Como já pôde experienciar, classificar as nuvens não é uma tarefa por vezes tão fácil.

As nimbostratus têm um aspeto uniforme.

Eu diria que parece ser uma stratocumulus ondulatus. Embora não seja uma nuvem associada à chuva, pode produzir ligeiros chuviscos se ascender o suficiente. Se não foi o caso, podem existir ainda sobre ela outras nuvens escondidas da nossa vista responsáveis por aguaceiros fortes como uma cumulus congestus ou cumulonimbus.

E ondulatus porque a camada tem a forma de linhas paralelas de nuvens, quer como cilindros, com intervalos entre si, quer como massas que se fundem, com a base com ondulações paralelas e com o aspecto de ondas.


----------



## CptRena (15 Abr 2014 às 03:07)

Aristocrata disse:


> --------
> Entretanto, hoje de manhã desloquei-me à estação RUEMA de Luzim, Penafiel, para efectuar manutenção...a erva cresce bem rápido por estes dias!



Pois, a erva é um problema tramado. Mas acho que nenhuma bate a da Bencanta  (pelo menos da última vez que lá estive)
Essa EMA é igualzinha à que está lá, na Bencanta. O painel e a caixa verde onde tem o datalogger e o resto da parte eléctrica, assim como o poste para o catavento/anemómetro. Esse aí em Luzim também é ultrassónico, certo? O da Bencanta já pifou há muito tempo.

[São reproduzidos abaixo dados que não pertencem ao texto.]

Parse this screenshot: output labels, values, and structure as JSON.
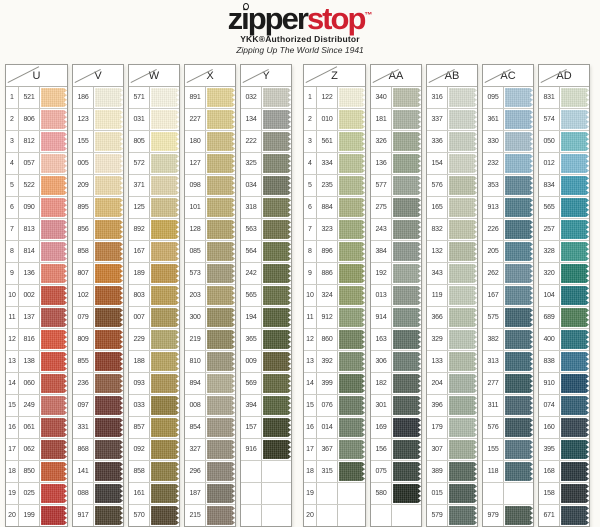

---------------------------------------

Por aqui, o dia de ontem foi como já aqui foi descrito. Abafado e com nuvens durante todo o dia e com direito a chuvinha a meio/final da tarde que refrescou e lavou alguma coisa. Trovoada por aqui, nada.


----------



## Veterano (15 Abr 2014 às 08:51)

Bom dia. Céu com algumas nuvens, vento fraco, mais um dia algo abafado.


----------



## Névoa (15 Abr 2014 às 08:57)

Após outra noite de temperaturas elevadas (máxima de 18,4C às 00:12 e mínima de 16,1C às 05:56, segundo o isep), esta casa infelizmente provou não escapar daquilo que chamo de "efeito inferno": um calor insuportável e repentino, geralmente antes do amanhecer, que não é justificável pela temperatura externa. Foi só abrir as janelas e isso já passou, aliás está, por enquanto, uma manhã fresca e agradável dentro de casa. Ainda estou para perceber o que causa este fenómeno, que foi, numa escala bem maior do que aconteceu hoje, o meu pesadelo durante os anos que morei na Lapa e que me obrigou a passar o verão do ano passado de A/C ligado continuamente (e mesmo assim era difícil de suportar).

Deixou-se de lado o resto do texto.